I am getting a lot of calls from the digital space simply because so much content is being generated in this space. I got a few calls for films in between, but I couldn’t do them because I am committed to projects in the digital space. Films are two hours long… Out of Love has a total of five episodes which are an hour each… Typewriter had five episodes too. It’s a lot of time… you are blocked into a shoot, blocked into a look. It’s just playing out naturally that all my last three projects have been in the digital space, but I am looking to do a film soon.
At this stage of your career, what do you look for in a project?
I’ve always looked at it like this… I have a great personal life and if anything is going to take me away from it, then it has to be equally great (laughs). I’ve always looked at work as not just work, but something that I enjoy doing.
Of course, you can’t get it right all the time. There have been times when I have been in a project and by Day 5, I have realised, ‘Oh, what am I doing here?’ You learn from your mistakes. So the idea is to go and do work that doesn’t feel like work, that feels like an extension of myself and to think, ‘This is what is making me most happy at the moment and so I am doing it’.
What drives me now when I choose a project is that will I have fun. In terms of the script, character, fellow actors, the makers, the location…. One of the reasons I chose Out of Love is that it’s shot in Coonoor. My whole family went to Coonoor with me for the shoot. Also, since I don’t live here any more and so I have to work out my logistics in terms of coming from London and shooting here.
We loved you in Sense8. Is there more happening on the international career front?
Well, my move to London has been in the hope of pursuing an international career. I have got myself a strong agent there. It’s been a little more than a year for me there, but out of that, I have spent six months in India shooting for projects here. You have to spend time there to let people know you are interested. Let’s see… fingers crossed.
So many years down the line, what makes you get to work with the same enthusiasm and energy? Does the key lie in being choosy about what you pick?
I think so. I have always believed that there is no point draining yourself out as an actor. This business is very exhausting, you know. It’s a 12-hour shift a day… and that’s only shoot time.
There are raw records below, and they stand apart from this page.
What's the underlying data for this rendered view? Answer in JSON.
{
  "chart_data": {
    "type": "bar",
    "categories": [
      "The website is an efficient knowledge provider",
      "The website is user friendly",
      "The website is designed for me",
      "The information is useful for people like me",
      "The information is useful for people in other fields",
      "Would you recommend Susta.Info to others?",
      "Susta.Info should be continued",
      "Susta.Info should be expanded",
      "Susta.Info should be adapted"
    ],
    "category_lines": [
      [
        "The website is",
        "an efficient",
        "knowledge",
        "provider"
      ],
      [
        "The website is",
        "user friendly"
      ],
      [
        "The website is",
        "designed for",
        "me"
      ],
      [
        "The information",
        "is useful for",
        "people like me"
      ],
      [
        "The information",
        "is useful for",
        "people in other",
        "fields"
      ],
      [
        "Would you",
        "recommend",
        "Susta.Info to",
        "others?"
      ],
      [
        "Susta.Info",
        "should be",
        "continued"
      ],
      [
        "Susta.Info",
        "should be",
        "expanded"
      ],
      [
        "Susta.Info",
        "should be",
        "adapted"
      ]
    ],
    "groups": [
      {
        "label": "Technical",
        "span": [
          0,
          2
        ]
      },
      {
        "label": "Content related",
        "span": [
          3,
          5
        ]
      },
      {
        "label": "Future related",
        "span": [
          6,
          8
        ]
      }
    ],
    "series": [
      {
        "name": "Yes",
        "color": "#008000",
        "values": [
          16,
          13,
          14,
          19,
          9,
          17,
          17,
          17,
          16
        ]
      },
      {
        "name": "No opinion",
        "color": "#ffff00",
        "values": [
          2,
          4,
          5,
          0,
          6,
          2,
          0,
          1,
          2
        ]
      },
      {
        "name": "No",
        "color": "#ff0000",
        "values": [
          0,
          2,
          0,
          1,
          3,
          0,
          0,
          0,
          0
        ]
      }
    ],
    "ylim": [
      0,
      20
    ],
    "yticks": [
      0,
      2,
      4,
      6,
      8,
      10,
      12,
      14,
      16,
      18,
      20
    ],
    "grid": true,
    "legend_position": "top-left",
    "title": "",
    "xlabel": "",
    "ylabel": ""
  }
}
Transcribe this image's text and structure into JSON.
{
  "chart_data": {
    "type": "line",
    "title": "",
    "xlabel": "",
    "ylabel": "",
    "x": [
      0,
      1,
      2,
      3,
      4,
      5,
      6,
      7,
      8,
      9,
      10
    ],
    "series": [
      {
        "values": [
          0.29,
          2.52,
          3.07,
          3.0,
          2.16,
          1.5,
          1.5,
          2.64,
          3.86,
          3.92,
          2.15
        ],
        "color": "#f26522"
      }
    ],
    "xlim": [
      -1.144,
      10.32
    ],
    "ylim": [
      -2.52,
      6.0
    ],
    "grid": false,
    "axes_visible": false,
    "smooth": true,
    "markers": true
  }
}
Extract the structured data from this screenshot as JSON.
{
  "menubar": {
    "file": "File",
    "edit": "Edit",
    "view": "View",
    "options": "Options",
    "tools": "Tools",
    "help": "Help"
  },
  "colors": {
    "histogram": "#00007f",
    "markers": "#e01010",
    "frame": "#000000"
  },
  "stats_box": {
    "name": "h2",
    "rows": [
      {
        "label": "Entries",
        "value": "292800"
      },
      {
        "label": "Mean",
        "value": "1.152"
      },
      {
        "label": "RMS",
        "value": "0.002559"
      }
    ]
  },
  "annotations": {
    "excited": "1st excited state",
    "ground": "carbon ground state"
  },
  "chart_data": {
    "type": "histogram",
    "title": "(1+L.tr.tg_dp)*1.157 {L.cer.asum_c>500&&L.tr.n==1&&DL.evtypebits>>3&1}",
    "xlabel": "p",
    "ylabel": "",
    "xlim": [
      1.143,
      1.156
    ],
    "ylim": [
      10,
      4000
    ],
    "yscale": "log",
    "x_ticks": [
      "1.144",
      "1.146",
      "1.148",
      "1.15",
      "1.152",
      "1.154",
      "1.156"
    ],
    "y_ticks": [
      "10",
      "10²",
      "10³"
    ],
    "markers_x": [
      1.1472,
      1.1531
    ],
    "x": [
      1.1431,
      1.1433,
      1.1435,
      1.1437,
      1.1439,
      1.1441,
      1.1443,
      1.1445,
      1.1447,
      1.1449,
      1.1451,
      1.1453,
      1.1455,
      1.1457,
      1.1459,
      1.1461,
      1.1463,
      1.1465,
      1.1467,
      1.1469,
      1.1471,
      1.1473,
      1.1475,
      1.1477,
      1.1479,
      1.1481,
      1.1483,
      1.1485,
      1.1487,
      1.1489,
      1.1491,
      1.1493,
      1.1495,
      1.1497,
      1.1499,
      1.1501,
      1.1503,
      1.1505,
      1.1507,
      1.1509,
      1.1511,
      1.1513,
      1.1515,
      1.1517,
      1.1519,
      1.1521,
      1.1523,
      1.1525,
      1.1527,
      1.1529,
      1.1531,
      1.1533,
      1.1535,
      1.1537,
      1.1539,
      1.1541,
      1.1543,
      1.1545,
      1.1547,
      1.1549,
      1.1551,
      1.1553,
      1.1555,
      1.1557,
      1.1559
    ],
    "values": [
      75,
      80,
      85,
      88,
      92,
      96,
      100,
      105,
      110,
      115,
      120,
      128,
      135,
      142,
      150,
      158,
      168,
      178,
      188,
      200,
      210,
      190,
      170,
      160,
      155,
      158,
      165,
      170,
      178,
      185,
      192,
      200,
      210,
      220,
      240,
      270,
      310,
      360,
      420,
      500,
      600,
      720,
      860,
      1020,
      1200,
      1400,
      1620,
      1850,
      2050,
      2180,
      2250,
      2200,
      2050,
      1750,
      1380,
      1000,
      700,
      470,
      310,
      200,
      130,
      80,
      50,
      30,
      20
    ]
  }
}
There are also things like hair and make-up, prep, training in the gym if the character demands it, there’s travelling to work, the shooting, then prepping for the next day in your head, learning the dialogues. It’s hard being an actor.
A full-blown project involves a six-day week and you get only five-six hours of sleep every night.
I am lucky that I get to take a break after every project, spend time with the family, take a breather, get in touch with myself as a person after playing a character… I need to keep resetting. I have been working for 22 years and I have done multiple projects at a time, but never flooded myself with work. If someone is in a hurry to sign me on for a project and can’t wait, I politely tell them, ‘Aap kisi aur ke paas chale jaaiye, main jump nahin maroonga yahaan se wahaan’. It’s worked for me, so far (smiles).